FDR's forbearance in the matter of Sumner Welles was both personal and partisan. He could take a quite different stance against a foe. When New York police and ONI officials raided a homosexual brothel looking for Nazi agents, they thought they had found an isolationist senator, David I. Walsh, of Massachusetts, among the clientele. Though Walsh was later cleared as a victim of mistaken identity, FDR had no doubts as to how such matters were handled by men of honor. He told Senator Alben Barkley that in the Army fellow officers would leave a loaded gun with the miscreant, and it was expected that he would have the decency to use it on himself.

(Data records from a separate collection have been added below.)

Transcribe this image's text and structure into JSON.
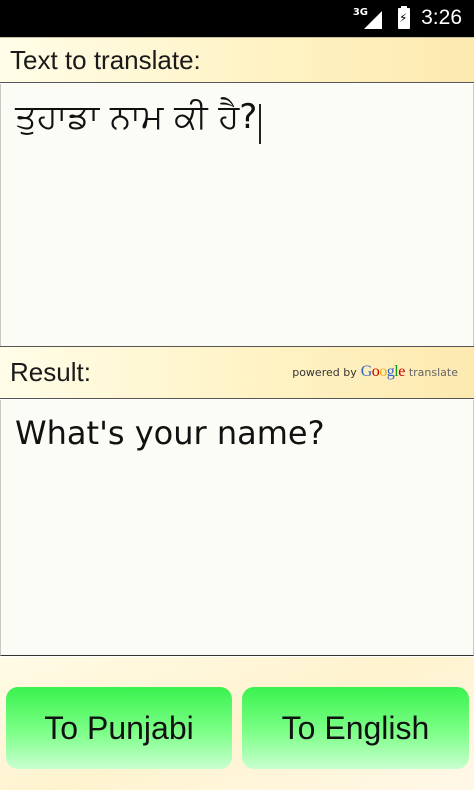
{
  "status_bar": {
    "network": "3G",
    "time": "3:26"
  },
  "translate_section": {
    "header_label": "Text to translate:",
    "input_value": "ਤੁਹਾਡਾ ਨਾਮ ਕੀ ਹੈ?"
  },
  "result_section": {
    "header_label": "Result:",
    "powered_by": "powered by",
    "google_letters": [
      "G",
      "o",
      "o",
      "g",
      "l",
      "e"
    ],
    "translate_word": "translate",
    "result_value": "What's your name?"
  },
  "buttons": {
    "to_punjabi": "To Punjabi",
    "to_english": "To English"
  },
  "colors": {
    "button_green": "#3af24f",
    "header_bg": "#fff2c2"
  }
}
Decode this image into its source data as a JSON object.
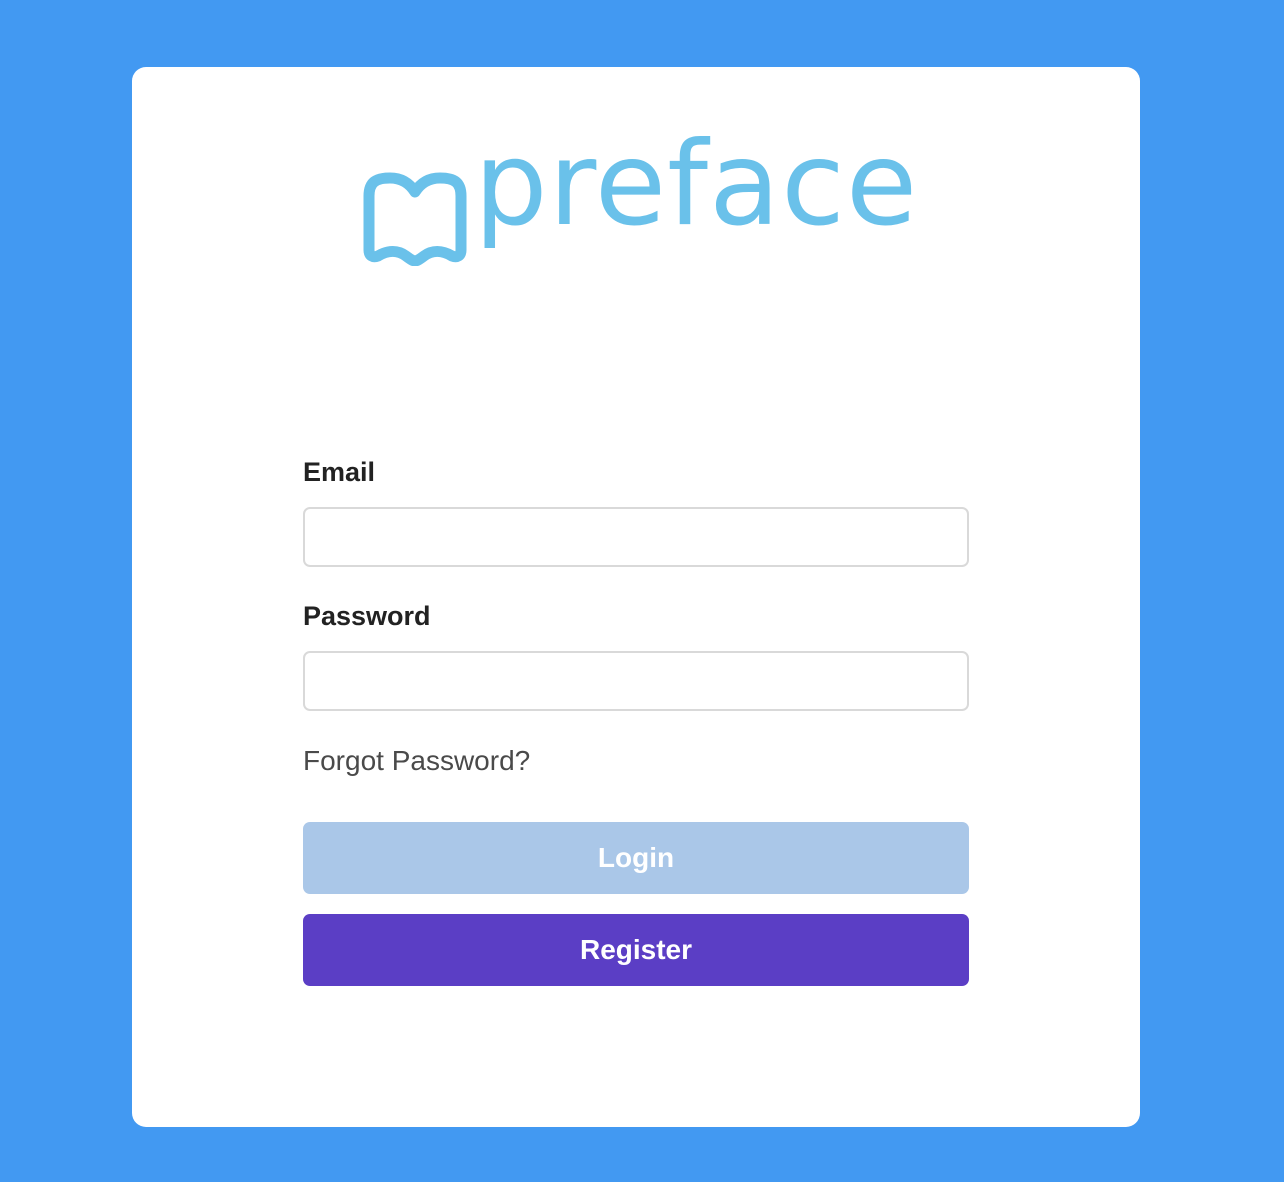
{
  "brand": {
    "name": "preface",
    "color": "#6ac1ea"
  },
  "form": {
    "email_label": "Email",
    "email_value": "",
    "password_label": "Password",
    "password_value": "",
    "forgot_link": "Forgot Password?"
  },
  "buttons": {
    "login_label": "Login",
    "register_label": "Register"
  },
  "colors": {
    "background": "#4299f2",
    "login_button": "#aac7e8",
    "register_button": "#5b3ec5"
  }
}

As for Welles, Roosevelt could no longer resist the pressures enveloping him from Hull, Congress, and looming newspaper exposure. The undersecretary recognized the hopelessness of his situation, and FDR accepted his resignation to take effect September 30, 1943. He, however, managed to bring his arch antagonist down with him. Shortly after Welles's resignation, Bill Bullitt, still seeking a major diplomatic post, secured another meeting with the President. As Bullitt stepped through the door, FDR intoned biblically, “William Bullitt, stand where you are. Saint Peter is at the gate. Along comes Sumner Welles, who admits to human error. Saint Peter grants him entrance. Then comes William Bullitt. Saint Peter says: ‘William Bullitt, you have betrayed a fellow human being.
You-can-go-down-there!
'” he said, pointing hellward. He never wanted to see Bullitt again, he said. Bullitt had fulfilled the description of him painted by Washington columnist Marquis Childs, “an Iago of Iagos.”